Stiglitz’s weakness, however, stems from his inability or unwillingness to mention some of the more unsavory methods of boosting reported GDP. The faults he recognizes, while nefarious, are generally well known. But our government engages in many, many other artifices in order to make our GDP numbers look better.  Here I refer specifically to the practice of “product substitution” and “income imputation”.

Harper’s ran a superior article about this phenomena in its May 2008 issue. In short, the doctrine of “product substitution” states that if flank steak becomes too expensive, consumers are expected to move down to ground beef – the same product is being consumed, but in less expensive a form. In this instance, for GDP calculators, the numbers for ground beef sales are adjusted upward to correspond to what flank steak would have cost (since the two products are made of the same cow). The GDP remains the same, but standard of living obviously goes down.

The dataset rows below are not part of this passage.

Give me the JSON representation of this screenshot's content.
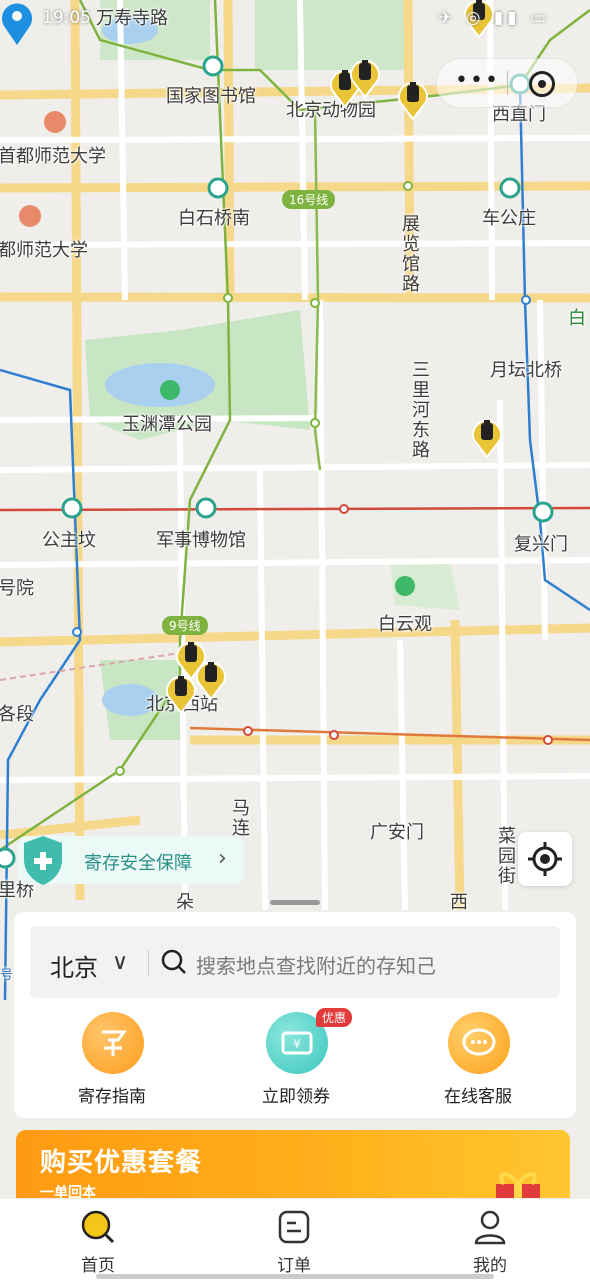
{
  "status_bar": {
    "time": "19:05",
    "icons": "✈ ◎ ▮▮ ▭"
  },
  "map": {
    "places": {
      "wanshousi": "万寿寺路",
      "guojiatushuguan": "国家图书馆",
      "beijingdongwuyuan": "北京动物园",
      "xizhimen": "西直门",
      "shoushi1": "首都师范大学",
      "shoushi2": "都师范大学",
      "baishiqiaonan": "白石桥南",
      "line16": "16号线",
      "chegongzhuang": "车公庄",
      "zhanlanguanlu": "展览馆路",
      "bai": "白",
      "yuetanbeiqiao": "月坛北桥",
      "sanlihedonglu": "三里河东路",
      "yuyuantan": "玉渊潭公园",
      "gongzhufen": "公主坟",
      "junshibowuguan": "军事博物馆",
      "fuxingmen": "复兴门",
      "haoyuan": "号院",
      "baiyunguan": "白云观",
      "line9": "9号线",
      "beijingxizhan": "北京西站",
      "geduan": "各段",
      "ma": "马连",
      "guanganmen": "广安门",
      "caiyuanjie": "菜园街",
      "liqiao": "里桥",
      "xi": "西",
      "lu": "朵",
      "hao": "号"
    }
  },
  "capsule": {
    "more_icon": "more-dots-icon",
    "close_icon": "close-circle-icon",
    "dots": "•••"
  },
  "safety": {
    "label": "寄存安全保障",
    "chevron": "›"
  },
  "search": {
    "city": "北京",
    "city_chevron": "∨",
    "placeholder": "搜索地点查找附近的存知己"
  },
  "quick_actions": [
    {
      "label": "寄存指南",
      "color": "#ff9d1c"
    },
    {
      "label": "立即领券",
      "color": "#3cc8c0",
      "badge": "优惠"
    },
    {
      "label": "在线客服",
      "color": "#ffa21a"
    }
  ],
  "banner": {
    "title": "购买优惠套餐",
    "subtitle": "一单回本"
  },
  "tabbar": [
    {
      "label": "首页",
      "icon": "home-search-icon"
    },
    {
      "label": "订单",
      "icon": "order-icon"
    },
    {
      "label": "我的",
      "icon": "profile-icon"
    }
  ],
  "colors": {
    "accent": "#2a8f86",
    "pin_yellow": "#e9c437",
    "metro_green": "#7fb33f",
    "metro_red": "#d14a3a",
    "metro_blue": "#2f7fd1"
  }
}
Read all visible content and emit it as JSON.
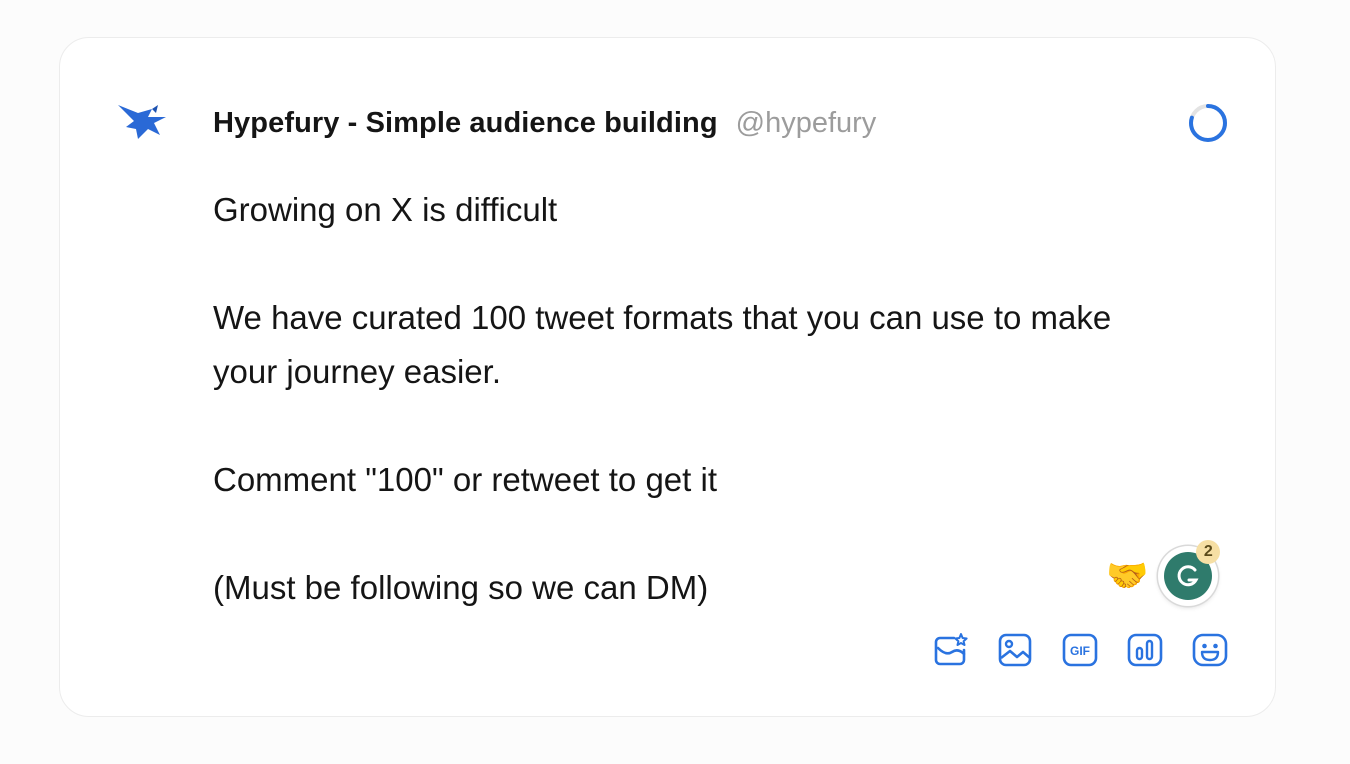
{
  "composer": {
    "author_name": "Hypefury - Simple audience building",
    "handle": "@hypefury",
    "paragraphs": [
      "Growing on X is difficult",
      "We have curated 100 tweet formats that you can use to make",
      "your journey easier.",
      "Comment \"100\" or retweet to get it",
      "(Must be following so we can DM)"
    ],
    "character_progress": 0.8,
    "reaction_emoji": "🤝",
    "grammarly_badge_count": "2",
    "toolbar_icons": [
      "image-sparkle-icon",
      "image-icon",
      "gif-icon",
      "poll-icon",
      "emoji-icon"
    ],
    "gif_label": "GIF"
  },
  "colors": {
    "accent": "#2a73e0",
    "avatar_bird": "#2a69d6",
    "grammarly": "#2f7b6c",
    "badge": "#f6dfa4",
    "text": "#151515",
    "handle": "#9c9c9c"
  }
}
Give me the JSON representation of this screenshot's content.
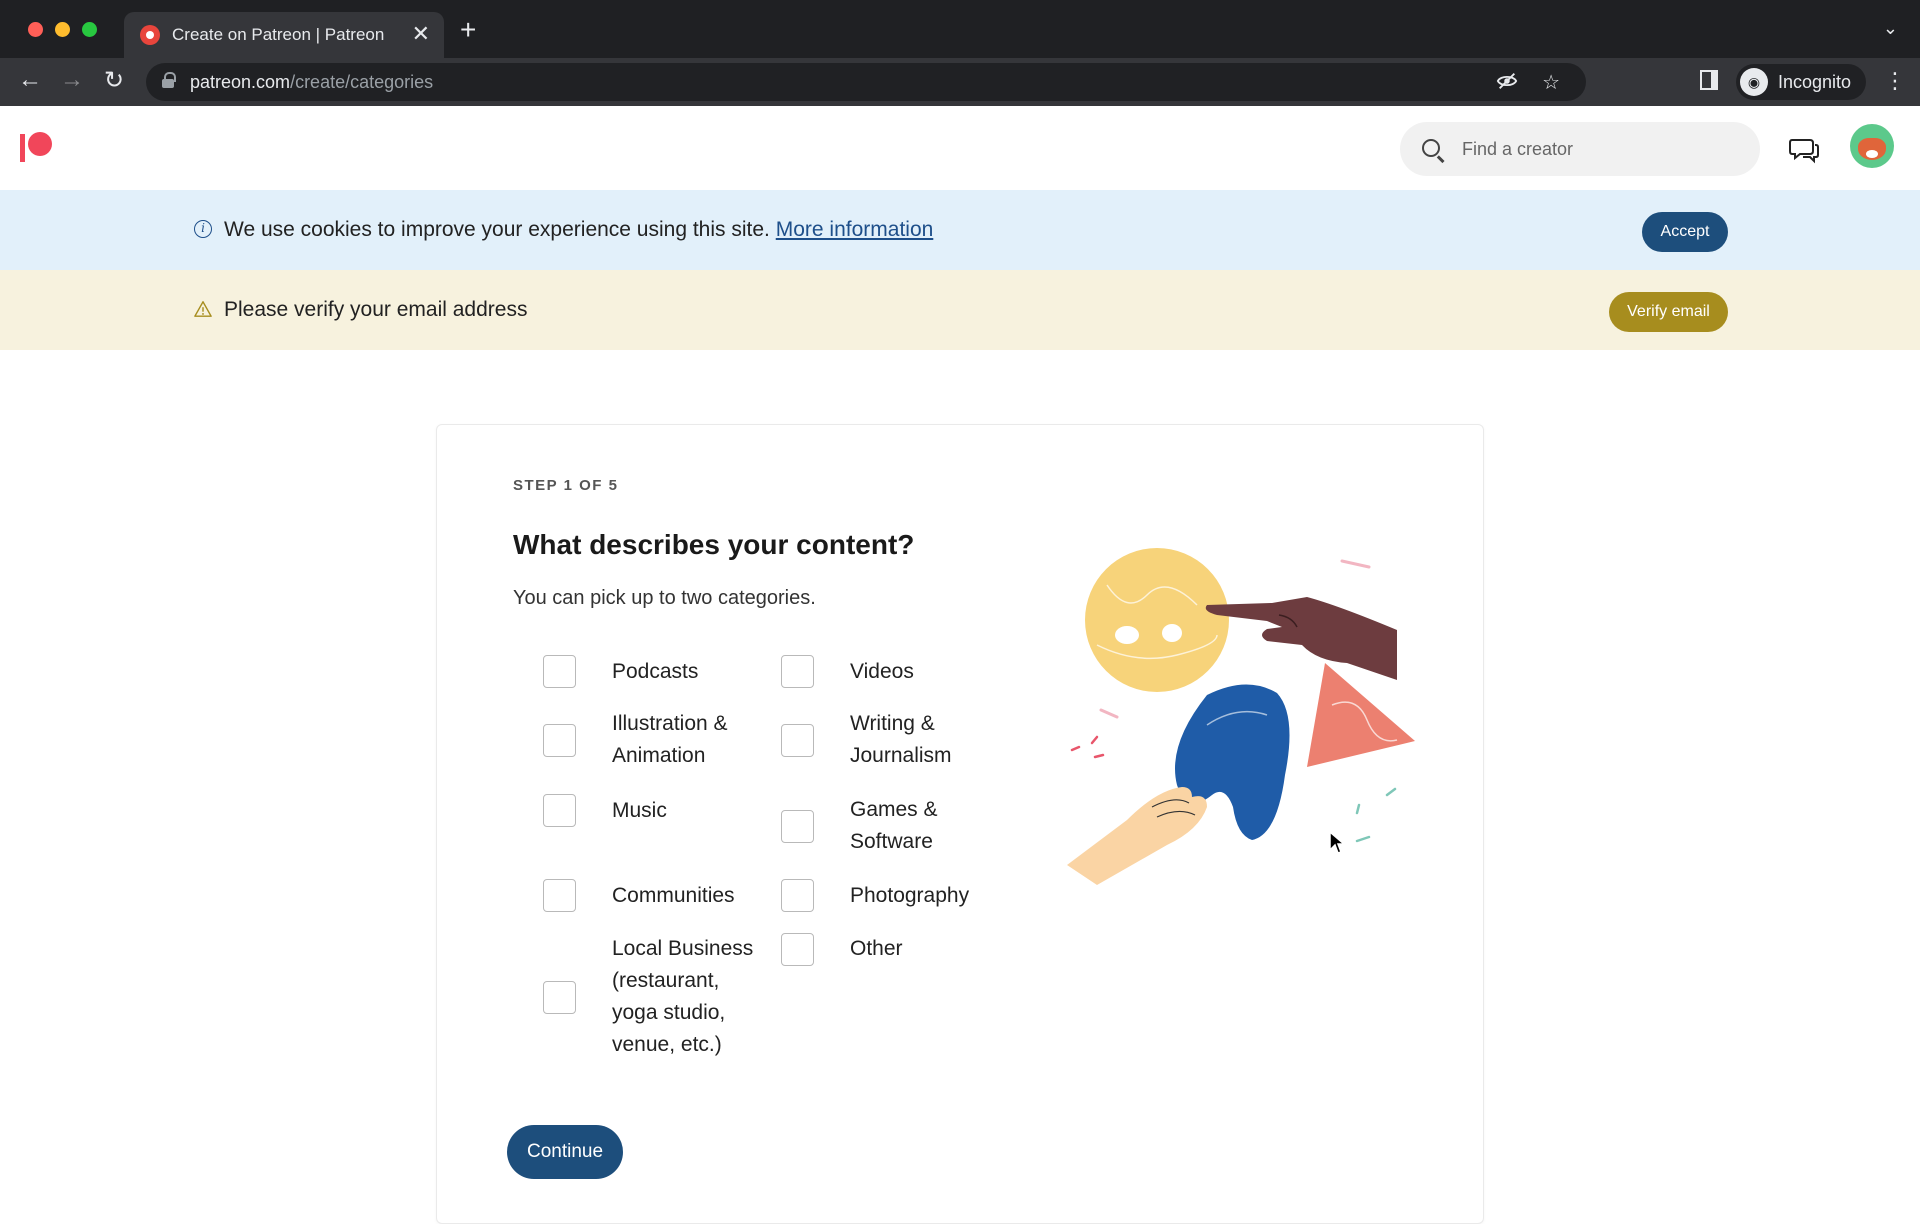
{
  "browser": {
    "tab_title": "Create on Patreon | Patreon",
    "new_tab_symbol": "+",
    "close_symbol": "✕",
    "url_domain": "patreon.com",
    "url_path": "/create/categories",
    "incognito_label": "Incognito"
  },
  "header": {
    "search_placeholder": "Find a creator"
  },
  "cookie_banner": {
    "text": "We use cookies to improve your experience using this site.",
    "link": "More information",
    "accept_label": "Accept"
  },
  "verify_banner": {
    "text": "Please verify your email address",
    "button_label": "Verify email"
  },
  "form": {
    "step": "STEP 1 OF 5",
    "title": "What describes your content?",
    "subtitle": "You can pick up to two categories.",
    "categories": [
      {
        "label": "Podcasts",
        "checked": false
      },
      {
        "label": "Videos",
        "checked": false
      },
      {
        "label": "Illustration & Animation",
        "checked": false
      },
      {
        "label": "Writing & Journalism",
        "checked": false
      },
      {
        "label": "Music",
        "checked": false
      },
      {
        "label": "Games & Software",
        "checked": false
      },
      {
        "label": "Communities",
        "checked": false
      },
      {
        "label": "Photography",
        "checked": false
      },
      {
        "label": "Local Business (restaurant, yoga studio, venue, etc.)",
        "checked": false
      },
      {
        "label": "Other",
        "checked": false
      }
    ],
    "continue_label": "Continue"
  },
  "colors": {
    "brand": "#f1465a",
    "primary_button": "#1d4e7c",
    "verify_button": "#a78d1e",
    "cookie_bg": "#e2f0fa",
    "verify_bg": "#f7f2de"
  }
}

Also mentioned by Harper’s, but curiously neglected by Stiglitz, is the idea of “income imputation”. Put shortly, the Bureau of Economic Analysis, unbeknown to its subjects, will impute (or add) to household incomes at its discretion. From Harper’s:

The Bureau of Economic Analysis “imputes” to nationwide personal income data (known as phantom income boosters; for example, the imputed income from living in one’s own home, or the benefit one receives from a free checking account, or the value of employer-paid health- and life-insurance premiums). During 2007, believe it or not, imputed income accounted for some 15 percent of GDP.

I would strongly suggest reading the above Harper’s article in full – it gives a deep and terrifying account of the extent to which our government engages in daily statistical fraud. Joseph Stiglitz, valiant though his attempt may have been, unfortunately cannot give a full picture of our government’s manipulation.